Sonic Hedgehog Signaling: Evidence for Its Protective Role in Endotoxin Induced Acute Lung Injury in Mouse Model

• Published in: PloS one Vol. 10; no. 11; p. e0140886
• Main Authors: Chen, Xing, Jin, Yuting, Hou, Xiaoming, Liu, Fengqin, Wang, Yulin
• Format: Journal Article
• Language: English
• Published: United States Public Library of Science 06.11.2015; Public Library of Science (PLoS)

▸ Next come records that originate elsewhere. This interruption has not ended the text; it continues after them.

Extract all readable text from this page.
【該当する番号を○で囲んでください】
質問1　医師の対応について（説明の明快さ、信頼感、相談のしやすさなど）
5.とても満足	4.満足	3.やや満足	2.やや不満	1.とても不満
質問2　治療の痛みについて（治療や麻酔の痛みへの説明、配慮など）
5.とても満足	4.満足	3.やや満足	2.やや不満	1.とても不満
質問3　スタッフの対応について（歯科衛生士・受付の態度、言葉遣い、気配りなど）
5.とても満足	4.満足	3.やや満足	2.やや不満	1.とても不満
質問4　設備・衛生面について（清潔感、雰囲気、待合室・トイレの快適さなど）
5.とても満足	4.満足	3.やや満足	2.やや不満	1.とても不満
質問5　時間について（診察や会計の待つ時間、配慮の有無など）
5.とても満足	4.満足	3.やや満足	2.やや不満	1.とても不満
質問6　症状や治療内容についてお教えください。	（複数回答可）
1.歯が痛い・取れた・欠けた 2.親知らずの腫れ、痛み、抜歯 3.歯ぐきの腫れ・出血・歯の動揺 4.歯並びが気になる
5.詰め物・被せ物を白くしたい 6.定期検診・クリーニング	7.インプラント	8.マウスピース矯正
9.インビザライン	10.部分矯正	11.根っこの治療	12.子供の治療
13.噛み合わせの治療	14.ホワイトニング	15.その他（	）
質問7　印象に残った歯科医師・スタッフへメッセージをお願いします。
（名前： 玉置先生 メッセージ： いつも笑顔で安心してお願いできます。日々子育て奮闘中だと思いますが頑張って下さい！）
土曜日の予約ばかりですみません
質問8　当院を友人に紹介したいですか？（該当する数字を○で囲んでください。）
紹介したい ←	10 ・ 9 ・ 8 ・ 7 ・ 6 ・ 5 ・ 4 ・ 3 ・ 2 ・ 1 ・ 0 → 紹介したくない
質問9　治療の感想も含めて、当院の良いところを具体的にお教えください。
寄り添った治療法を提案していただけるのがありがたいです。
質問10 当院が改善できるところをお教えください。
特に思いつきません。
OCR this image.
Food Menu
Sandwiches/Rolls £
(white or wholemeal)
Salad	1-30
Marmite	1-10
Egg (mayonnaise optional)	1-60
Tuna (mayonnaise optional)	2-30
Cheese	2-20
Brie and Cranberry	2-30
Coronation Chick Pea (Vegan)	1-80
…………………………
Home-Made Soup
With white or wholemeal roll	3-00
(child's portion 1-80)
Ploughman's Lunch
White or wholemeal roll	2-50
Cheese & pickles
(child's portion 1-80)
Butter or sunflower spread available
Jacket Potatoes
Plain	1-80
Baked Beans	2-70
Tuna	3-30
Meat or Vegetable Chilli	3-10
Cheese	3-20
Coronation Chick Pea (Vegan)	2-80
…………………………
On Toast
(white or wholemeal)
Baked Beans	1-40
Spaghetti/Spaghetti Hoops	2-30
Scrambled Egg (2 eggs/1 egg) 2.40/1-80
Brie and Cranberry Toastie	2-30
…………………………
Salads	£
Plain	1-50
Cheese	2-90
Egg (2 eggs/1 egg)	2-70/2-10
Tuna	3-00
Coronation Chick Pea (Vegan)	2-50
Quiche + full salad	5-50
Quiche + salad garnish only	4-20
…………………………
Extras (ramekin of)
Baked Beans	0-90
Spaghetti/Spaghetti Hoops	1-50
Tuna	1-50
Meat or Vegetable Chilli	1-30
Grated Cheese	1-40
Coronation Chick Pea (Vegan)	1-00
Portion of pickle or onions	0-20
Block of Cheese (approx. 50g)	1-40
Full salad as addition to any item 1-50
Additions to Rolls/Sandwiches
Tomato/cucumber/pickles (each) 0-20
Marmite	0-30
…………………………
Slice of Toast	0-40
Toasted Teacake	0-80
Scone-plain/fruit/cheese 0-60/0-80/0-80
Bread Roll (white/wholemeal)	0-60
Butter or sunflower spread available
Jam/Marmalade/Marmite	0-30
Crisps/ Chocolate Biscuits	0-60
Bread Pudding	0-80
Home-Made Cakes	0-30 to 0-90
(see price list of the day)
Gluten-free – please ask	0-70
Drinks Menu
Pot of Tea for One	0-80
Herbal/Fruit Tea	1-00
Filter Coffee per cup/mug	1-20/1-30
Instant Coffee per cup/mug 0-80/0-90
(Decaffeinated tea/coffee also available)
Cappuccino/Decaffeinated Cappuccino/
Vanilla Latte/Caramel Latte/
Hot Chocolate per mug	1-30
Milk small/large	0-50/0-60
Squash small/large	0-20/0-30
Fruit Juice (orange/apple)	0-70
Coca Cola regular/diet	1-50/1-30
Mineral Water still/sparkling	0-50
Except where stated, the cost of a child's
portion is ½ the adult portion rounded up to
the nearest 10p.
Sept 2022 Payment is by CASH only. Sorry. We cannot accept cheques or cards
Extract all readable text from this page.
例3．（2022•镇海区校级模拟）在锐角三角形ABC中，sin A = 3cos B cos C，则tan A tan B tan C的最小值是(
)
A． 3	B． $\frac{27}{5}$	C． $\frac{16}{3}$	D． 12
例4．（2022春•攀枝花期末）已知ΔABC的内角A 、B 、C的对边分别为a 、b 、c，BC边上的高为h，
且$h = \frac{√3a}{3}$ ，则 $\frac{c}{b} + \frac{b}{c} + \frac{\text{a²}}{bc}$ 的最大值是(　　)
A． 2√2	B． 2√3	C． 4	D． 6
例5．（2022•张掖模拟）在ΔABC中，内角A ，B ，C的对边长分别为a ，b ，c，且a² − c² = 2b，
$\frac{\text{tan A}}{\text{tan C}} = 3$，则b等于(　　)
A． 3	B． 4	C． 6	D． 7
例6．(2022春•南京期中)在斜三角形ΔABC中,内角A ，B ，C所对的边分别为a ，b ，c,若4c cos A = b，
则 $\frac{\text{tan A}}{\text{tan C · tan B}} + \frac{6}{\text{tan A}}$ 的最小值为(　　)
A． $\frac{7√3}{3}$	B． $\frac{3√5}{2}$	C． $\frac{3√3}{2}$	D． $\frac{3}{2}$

• Subjects: Acute Lung Injury - chemically induced; Acute Lung Injury - metabolism; Acute Lung Injury - prevention & control; Alveoli; Angiogenesis; Animal tissues; Animals; Blotting, Western; Chronic obstructive pulmonary disease; Cytokines; Disease; Disease Models, Animal; Endotoxins - toxicity; Gene expression; Gene Expression Regulation - drug effects; Gli1 protein; Growth factors; Hedgehog protein; Hedgehog Proteins - genetics; Hedgehog Proteins - metabolism; Hospitals; Immunoenzyme Techniques; Injection; Injuries; Injury analysis; Ischemia; Lipopolysaccharides; Lipopolysaccharides - toxicity; Lungs; Male; Mice; Mice, Inbred BALB C; Mortality; Patched protein; Pediatrics; Polymerase chain reaction; Proteins; Real-Time Polymerase Chain Reaction; Reverse Transcriptase Polymerase Chain Reaction; RNA, Messenger - genetics; Rodents; Septum; Signal transduction; Signal Transduction - drug effects; Signaling; Stem cells; Studies; Transcription factors; Tumor necrosis factor-α
• ISSN: 1932-6203; 1932-6203
• DOI: 10.1371/journal.pone.0140886

To investigate the protective role of the sonic hedgehog (SHH) signaling associated with a lipopolysaccharide (LPS)-induced acute lung injury (ALI) in a mouse model. Male BALB/c mice were randomly divided into four groups: control, LPS, LPS-cyclopamine group and cyclopamine group. ALI was induced by LPS ip injection (5 mg/kg). The sonic hedgehog inhibitor cyclopamine (50 mg/kg) was given to the LPS-cyclopamine group at 30 min after LPS injection as well as normal mice as control. Lung injury was observed histologically in hematoxylin and eosin (HE) stained tissue sections, semi-quantified by lung tissue injury score, and the lung tissue mass alteration was measured by wet to dry weight ratio (W/D). mRNA expression levels of TNF-α, SHH, Patched (PTC) and GLI1 in lung tissue were studied with real time quantitative PCR (RT-PCR), while the protein expression of SHH and GLI1 was determined by western blot analysis. Lung tissue injury score, thickness of alveolar septa, W/D, and TNF-α mRNA expression levels were significantly higher in the ALI mice than the normal mice (P<0.05). The mRNA expression levels of SHH, PTC, and GLI1 in the ALI mice were significantly higher at 12h and 24h after LPS injection, but not at the 6h time point. Protein production of SHH and GLI1 at 6h, 12h, and 24h in the lungs of ALI mice significantly increased, in a time-dependent manner, compared with that in normal mice. Cyclopamine alone has no effect on pathological changes in normal mice. Intervention with cyclopamine in ALI mice led to a reduction in mRNA levels of SHH, PTC, and GLI1 as well as SHH and GLI1 protein levels; meanwhile, the pathological injury scores of lung tissues, thickness of alveolar septa, W/D, and mRNA expression levels of TNF-α increased compared with mice receiving LPS only. The SHH signaling pathway was activated in response to LPS-induced ALI, and up-regulation of SHH expression could alleviate lung injury and be involved in the repair of injured lung tissue.